Luis no solo lamentaba ser pobre, sino que le molestaba que se supiera que lo era.
—No ha dicho cuánto nos va a costar esto.
—Calla mujer —le dijo Luis—. Ya hablaremos del dinero más tarde.
Se sentaron los cinco alrededor de la mesa. Un hule floreado con colores amarillos, rojos y verdes, soportaba los platos, vasos y jarras del desayuno. El mejor que hubiesen visto nunca. Martín engulló, con alarmante pasión, unas ensaimadas rellenas de chocolate al mismo tiempo que Sandra sorbía, delicadamente, dos vasos de zumo de naranja recién exprimida.
—A ver si te vas a ahogar —le dijo su hermana.
—Martín come despacio —sugirió el padre—. Que parece te tengamos muerto de hambre.
—Dejen que coma. Para eso he sacado todo esto.
—Sí, pero el niño está muy malo y no puede toser. Como se atragante tenemos que correr al médico deprisa —dijo Juana.
—Luis —le dijo Juana a su esposo agarrando una magdalena colmada de azúcar— ¿No te has dado cuenta?
Luis observó, con meticulosidad de detective, todo el espectáculo del desayuno buscando hallar lo que tanto extrañaba a Juana. Miró a Ezequiel que mostraba una sonrisa jovial, satisfecha, a la que ya se habían acostumbrado.
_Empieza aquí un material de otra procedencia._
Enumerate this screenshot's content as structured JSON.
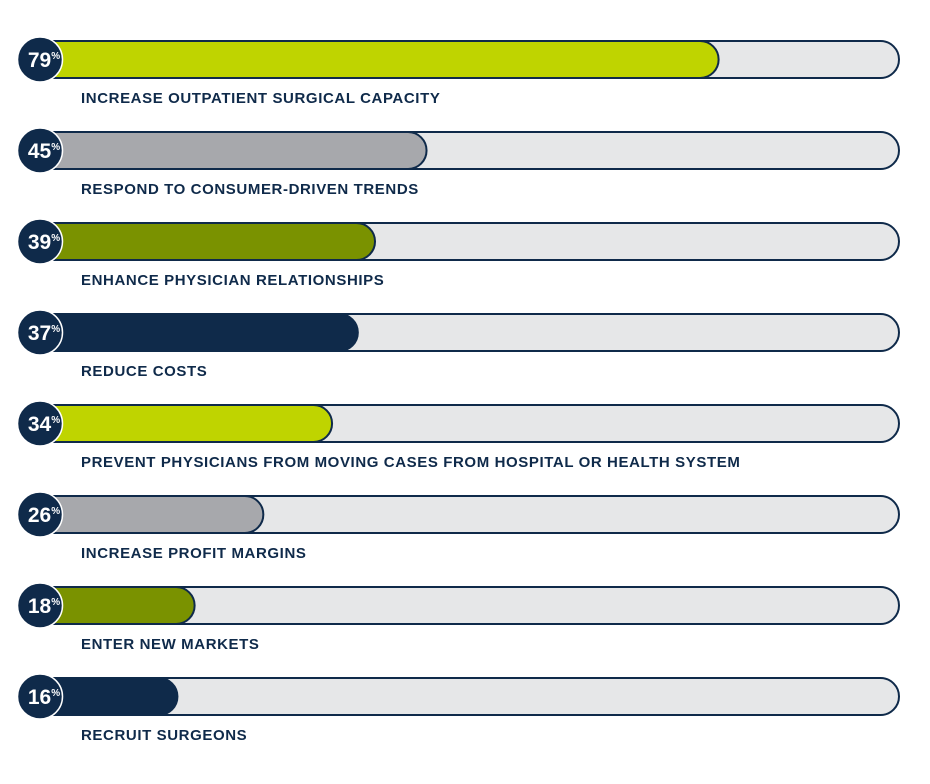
{
  "chart_data": {
    "type": "bar",
    "orientation": "horizontal",
    "xlim": [
      0,
      100
    ],
    "value_suffix": "%",
    "colors": {
      "track": "#e6e7e8",
      "outline": "#0f2a4a",
      "badge": "#0f2a4a",
      "label": "#0f2a4a",
      "lime": "#bfd400",
      "gray": "#a7a8ac",
      "olive": "#7a9200",
      "navy": "#0f2a4a"
    },
    "bars": [
      {
        "category": "INCREASE OUTPATIENT SURGICAL CAPACITY",
        "value": 79,
        "value_text": "79",
        "color": "#bfd400"
      },
      {
        "category": "RESPOND TO CONSUMER-DRIVEN TRENDS",
        "value": 45,
        "value_text": "45",
        "color": "#a7a8ac"
      },
      {
        "category": "ENHANCE PHYSICIAN RELATIONSHIPS",
        "value": 39,
        "value_text": "39",
        "color": "#7a9200"
      },
      {
        "category": "REDUCE COSTS",
        "value": 37,
        "value_text": "37",
        "color": "#0f2a4a"
      },
      {
        "category": "PREVENT PHYSICIANS FROM MOVING CASES FROM HOSPITAL OR HEALTH SYSTEM",
        "value": 34,
        "value_text": "34",
        "color": "#bfd400"
      },
      {
        "category": "INCREASE PROFIT MARGINS",
        "value": 26,
        "value_text": "26",
        "color": "#a7a8ac"
      },
      {
        "category": "ENTER NEW MARKETS",
        "value": 18,
        "value_text": "18",
        "color": "#7a9200"
      },
      {
        "category": "RECRUIT SURGEONS",
        "value": 16,
        "value_text": "16",
        "color": "#0f2a4a"
      }
    ]
  }
}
—¿Qué Juana?¿De qué me tengo que dar cuenta?
La mujer afianzó, con los dedos, el asa de una decorada taza de café.
—Martín ha bajado las escaleras solo —dijo, mientras el silencio se apoderó de la estancia—. Sin ayuda de nadie.
Por primera vez, desde que entró a trabajar en la fábrica de muelas abrasivas del Señor Albert, que Luis disfrutaba de unas vacaciones junto a su familia. Era paradójico, pero la enfermedad de Martín fue la que les llevó hasta allí. Un gesto feliz siempre es empañado por otro triste.